Monsieur le ministre, quelles mesures comptez-vous prendre pour donner satisfaction aux collectivités territoriales, fédérées par leur association TGV Grand Centre Auvergne, à la SNCF et à la FNAUT, qui expriment toutes le même point de vue ? (Applaudissements sur les travées de l'UMP.)

M. le président. La parole est à M. le ministre chargé des transports.

M. Thierry Mariani, ministre auprès de la ministre de l'écologie, du développement durable, des transports et du logement, chargé des transports. Monsieur le sénateur, le projet de ligne nouvelle à grande vitesse Orléans - Clermont-Ferrand - Lyon figure bien au programme supplémentaire de 2 500 kilomètres inscrit dans la loi de programmation relative à la mise en œuvre du Grenelle de l’environnement.

Comme le Parlement l’a adopté, ce programme supplémentaire liste des opérations qui ont plutôt vocation à être lancées après 2020.

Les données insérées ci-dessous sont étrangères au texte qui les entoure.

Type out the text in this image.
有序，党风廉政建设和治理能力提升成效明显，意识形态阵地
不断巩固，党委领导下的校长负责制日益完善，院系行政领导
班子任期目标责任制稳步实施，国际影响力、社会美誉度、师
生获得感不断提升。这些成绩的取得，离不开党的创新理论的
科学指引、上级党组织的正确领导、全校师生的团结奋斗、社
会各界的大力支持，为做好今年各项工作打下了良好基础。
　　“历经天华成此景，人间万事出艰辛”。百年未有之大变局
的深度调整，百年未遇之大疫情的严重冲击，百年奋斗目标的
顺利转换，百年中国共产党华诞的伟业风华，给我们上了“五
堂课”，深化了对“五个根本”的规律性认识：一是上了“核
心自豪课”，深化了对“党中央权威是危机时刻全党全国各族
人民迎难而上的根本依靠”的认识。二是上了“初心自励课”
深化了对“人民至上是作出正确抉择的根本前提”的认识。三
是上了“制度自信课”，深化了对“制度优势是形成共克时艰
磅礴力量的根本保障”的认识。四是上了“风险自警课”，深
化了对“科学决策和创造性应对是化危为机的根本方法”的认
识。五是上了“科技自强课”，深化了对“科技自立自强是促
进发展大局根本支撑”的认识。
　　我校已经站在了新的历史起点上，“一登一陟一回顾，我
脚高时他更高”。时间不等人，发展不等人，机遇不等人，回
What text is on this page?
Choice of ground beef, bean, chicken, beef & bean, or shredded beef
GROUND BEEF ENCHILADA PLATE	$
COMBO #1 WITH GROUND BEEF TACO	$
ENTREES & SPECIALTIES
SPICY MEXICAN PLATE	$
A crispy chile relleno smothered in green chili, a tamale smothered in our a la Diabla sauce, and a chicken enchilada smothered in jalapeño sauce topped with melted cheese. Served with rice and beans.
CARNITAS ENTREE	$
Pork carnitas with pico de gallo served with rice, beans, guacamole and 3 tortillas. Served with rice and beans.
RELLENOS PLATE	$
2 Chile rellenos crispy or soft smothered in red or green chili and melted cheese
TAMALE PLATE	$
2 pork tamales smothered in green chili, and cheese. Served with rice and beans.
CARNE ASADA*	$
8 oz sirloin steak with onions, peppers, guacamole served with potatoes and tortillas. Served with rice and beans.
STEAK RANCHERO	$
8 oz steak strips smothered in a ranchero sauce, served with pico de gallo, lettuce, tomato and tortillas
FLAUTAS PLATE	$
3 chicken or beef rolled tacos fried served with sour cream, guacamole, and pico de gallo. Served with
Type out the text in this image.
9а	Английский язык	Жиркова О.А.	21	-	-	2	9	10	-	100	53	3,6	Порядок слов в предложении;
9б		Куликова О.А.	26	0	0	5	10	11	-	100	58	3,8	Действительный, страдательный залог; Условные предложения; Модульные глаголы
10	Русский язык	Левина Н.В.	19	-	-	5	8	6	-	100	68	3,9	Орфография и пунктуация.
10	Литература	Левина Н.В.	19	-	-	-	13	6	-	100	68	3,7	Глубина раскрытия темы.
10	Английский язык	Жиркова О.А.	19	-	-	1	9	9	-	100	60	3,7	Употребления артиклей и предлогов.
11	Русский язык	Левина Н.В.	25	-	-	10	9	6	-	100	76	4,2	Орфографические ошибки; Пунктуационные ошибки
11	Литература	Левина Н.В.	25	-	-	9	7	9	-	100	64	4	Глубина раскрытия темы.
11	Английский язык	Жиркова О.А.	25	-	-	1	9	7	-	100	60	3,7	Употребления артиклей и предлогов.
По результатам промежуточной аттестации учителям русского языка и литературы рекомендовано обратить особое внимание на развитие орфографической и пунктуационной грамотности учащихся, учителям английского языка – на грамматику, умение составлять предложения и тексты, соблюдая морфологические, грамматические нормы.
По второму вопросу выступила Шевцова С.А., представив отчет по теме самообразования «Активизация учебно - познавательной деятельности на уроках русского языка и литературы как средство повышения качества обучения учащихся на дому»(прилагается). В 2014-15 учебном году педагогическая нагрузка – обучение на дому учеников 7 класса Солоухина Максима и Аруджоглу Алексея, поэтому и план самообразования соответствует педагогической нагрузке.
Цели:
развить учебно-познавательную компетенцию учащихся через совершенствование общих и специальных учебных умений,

Il s’agit d’un projet d’une ampleur considérable - plus de 500 kilomètres -, représentant un investissement de plus de 10 milliards d’euros, qui structurera durablement la desserte des territoires du Centre, de la Bourgogne et du Massif central, tout en donnant de nouvelles perspectives de trafic au grand Sud-Est.

Ce projet a été soumis, conformément aux dispositions du code de l’environnement, à un débat public qui s’est clos le 31 janvier dernier. Il semble, mais il ne me revient pas nécessairement d’en juger à ce stade, que le volume et la qualité des contributions et des débats soulignent le succès de cette opération dont vous avez souligné la nécessité.

À cette phase de la procédure, et conformément au code de l’environnement, une décision ne peut encore être formellement prise. La Commission nationale du débat public rendra son rapport au plus tard à la fin du mois de mars. Il appartiendra ensuite à RFF, maître d’ouvrage de l’opération, de décider des suites qu’il réserve à ce projet. Il disposera alors au plus de trois mois.

Concernant le projet de liaison nouvelle entre Poitiers et Limoges, Mme Nathalie Kosciusko-Morizet a déjà eu l’occasion de l’indiquer, l’État a pris, dans le cadre du projet de ligne à grande vitesse Sud-Europe Atlantique, un certain nombre d’engagements et je tiens à vous confirmer qu’une fois de plus il les tiendra.

Le point de vue que vous venez d’exprimer en particulier sur l’importance de la ligne Paris – Orléans -Clermont-Ferrand - Lyon et sur son urgence mérite, bien évidemment, d’être pris en compte. Nathalie Kosciusko-Morizet a d’ailleurs reçu cette semaine les collectivités concernées au sein de l’association TGV Grand Centre Auvergne.

Bien évidemment, un projet qui représente de tels enjeux fait rarement l’unanimité, mais il est important qu’il suscite tout de même un large consensus. Il est, en effet, essentiel pour sa réussite que ce consensus se traduise, le moment venu, par l’engagement des collectivités territoriales aux côtés de l’État. C’est également un enjeu majeur pour continuer à avancer sur ce projet à un rythme soutenu, conformément à votre souhait ainsi qu’à celui de votre collègue Rémy Pointereau et de nombreux autres élus. (Applaudissements sur les travées de l'UMP.)

collectivités territoriales

M. le président. La parole est à M. Yves Krattinger. (Applaudissements sur les travées du groupe socialiste.)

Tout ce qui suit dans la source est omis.